Chronic pain, by definition, is difficult to manage, but a new study by UCSF scientists shows how a cell therapy might one day be used not only to quell some common types of persistent and difficult-to-treat pain, but also to cure the conditions that give rise to them.
The researchers, working with mice, focused on treating chronic pain that arises from nerve injury -- so-called neuropathic pain.
In their study, published in the March 24, 2012 issue of Neuron, the scientists transplanted immature embryonic nerve cells that arise in the brain during development and used them to make up for a loss of function of specific neurons in the spinal cord that normally dampen pain signals.
A small fraction of the transplanted cells survived and matured into functioning neurons. The cells integrated into the nerve circuitry of the spinal cord, forming synapses and signaling pathways with neighboring neurons.
As a result, pain hypersensitivity associated with nerve injury was almost completely eliminated, the researchers found, without evidence of movement disturbances that are common side effects of the currently favored drug treatment.
"Now we are working toward the possibility of potential treatments that might eliminate the source of neuropathic pain, and that may be much more effective than drugs that aim only to treat symptomatically the pain that results from chronic, painful conditions," said the senior author of the study, Allan Basbaum, PhD, chair of the Department of Anatomy at UCSF.
Although pain and hypersensitivity after injury usually resolve, in some cases they outlast the injury, creating the condition of chronic pain. Many types of chronic pain are induced by stimuli that are essentially harmless - such as light touch - but that are perceived as painful, according to Basbaum.
Chronic pain due to this type of hypersensitivity is often a debilitating medical condition. Many people suffer from chronic neuropathic pain after a bout of shingles, years or decades after the virus that causes chicken pox has been vanquished. Chronic pain is not merely prolonged acute pain, Basbaum said.
Those who suffer from chronic pain often get little relief, even from powerful narcotic painkillers, according to Basbaum. Gabapentin, an anticonvulsant first used to treat epilepsy, now is regarded as the most effective treatment for neuropathic pain. However, it is effective for only roughly 30 percent of patients, and even in those people it only provides about 30 percent relief of the pain, he said.
The explanation for neuropathic pain, research shows, is that following injury neurons may be lost, or central nervous system circuitry may change, in ways that are maladaptive, compromising signals that normally help dampen pain. These changes contribute to a state of hyper-excitability, enhancing the transmission of pain messages to the brain and causing normally innocuous stimuli to become painful.
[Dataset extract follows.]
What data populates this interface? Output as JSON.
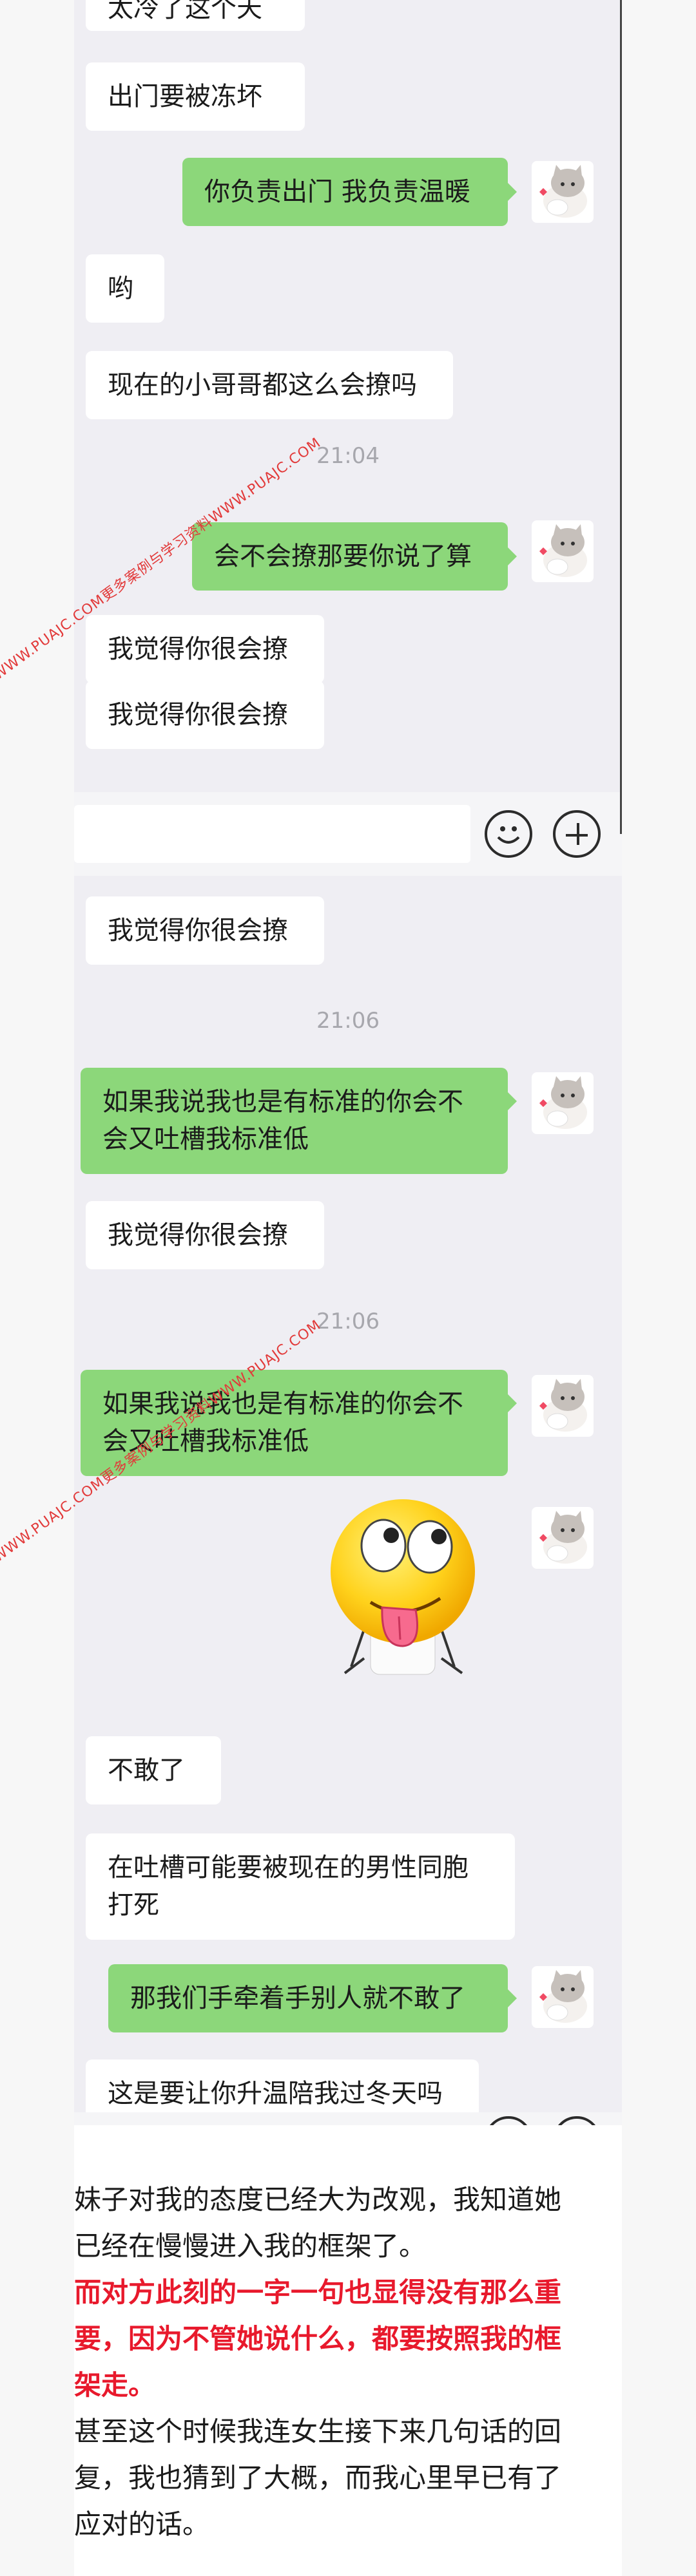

The inhibitory neurons that are damaged in the spinal cord to cause pain hypersensitivity release a molecule that normally transmits inhibitory signals - the neurotransmitter GABA. A loss of GABA inhibition also is implicated in epilepsy and may play a role in Parkinson's disease. Gabapentin does not mimic GABA, but it helps to compensate for the loss of inhibition that GABA normally would provide.
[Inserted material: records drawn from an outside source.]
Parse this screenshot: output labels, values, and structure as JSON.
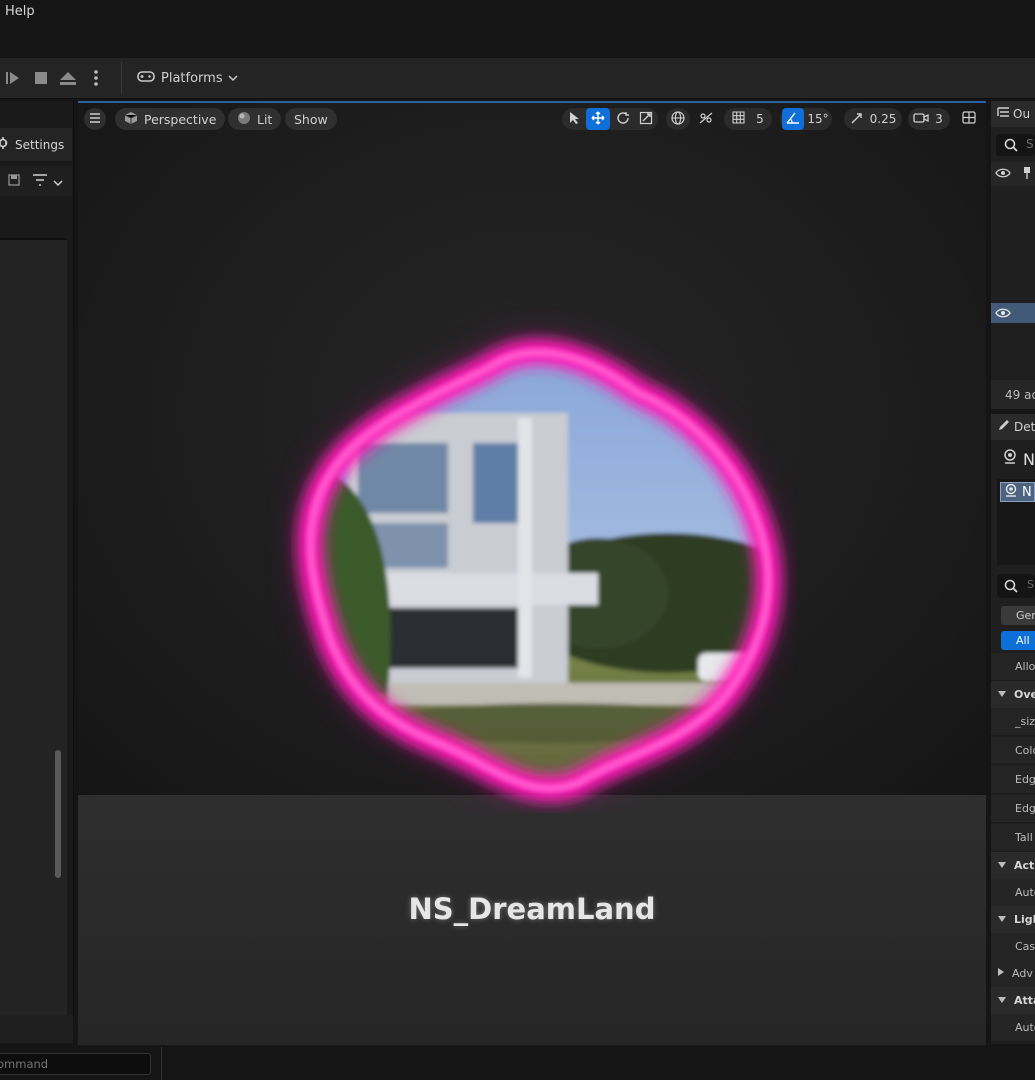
{
  "menu": {
    "help_label": "Help"
  },
  "toolbar": {
    "platforms_label": "Platforms"
  },
  "left_panel": {
    "settings_label": "Settings"
  },
  "viewport": {
    "perspective_label": "Perspective",
    "lit_label": "Lit",
    "show_label": "Show",
    "grid_snap_value": "5",
    "rotation_snap_value": "15°",
    "scale_snap_value": "0.25",
    "camera_speed_value": "3",
    "actor_label": "NS_DreamLand"
  },
  "outliner": {
    "tab_label": "Ou",
    "search_placeholder": "S",
    "status_text": "49 ac"
  },
  "details": {
    "tab_label": "Det",
    "selected_name": "N",
    "component_name": "N",
    "search_placeholder": "S",
    "filter_general": "Gen",
    "filter_all": "All",
    "rows": [
      {
        "label": "Allow",
        "type": "prop"
      },
      {
        "label": "Ove",
        "type": "cat"
      },
      {
        "label": "_siz",
        "type": "prop"
      },
      {
        "label": "Colo",
        "type": "prop"
      },
      {
        "label": "Edge",
        "type": "prop"
      },
      {
        "label": "Edge",
        "type": "prop"
      },
      {
        "label": "Tall",
        "type": "prop"
      },
      {
        "label": "Acti",
        "type": "cat"
      },
      {
        "label": "Auto",
        "type": "prop"
      },
      {
        "label": "Ligh",
        "type": "cat"
      },
      {
        "label": "Cast",
        "type": "prop"
      },
      {
        "label": "Adv",
        "type": "sub"
      },
      {
        "label": "Atta",
        "type": "cat"
      },
      {
        "label": "Auto",
        "type": "prop"
      }
    ]
  },
  "bottom": {
    "command_placeholder": "ommand"
  },
  "colors": {
    "accent_blue": "#0e6fd8",
    "portal_magenta": "#ff1fb8",
    "selection_row": "#425977"
  }
}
Basbaum's UCSF colleagues, including study co-authors Arturo Alvarez-Buylla, PhD, and Arnold Kriegstein, MD, PhD, along with Scott Baraban, PhD, had already been experimenting with transplanting immature neurons that make GABA, using the transplanted neurons to bolster inhibitory signals in mouse models to prevent epileptic seizures and to combat a Parkinson's-like disease.
However, in those experiments the cells - which originate in a region of the forebrain known as the medial ganglionic eminence - were transplanted within the brain itself, which is their normal home.
Upon hearing about the research, Basbaum became interested in transplanting the same cells into the spinal cord as a potential treatment for the loss of GABA-driven inhibition in neuropathic pain. Success was by no means assured, as cells normally do not survive outside their natural environments within such a complex organism.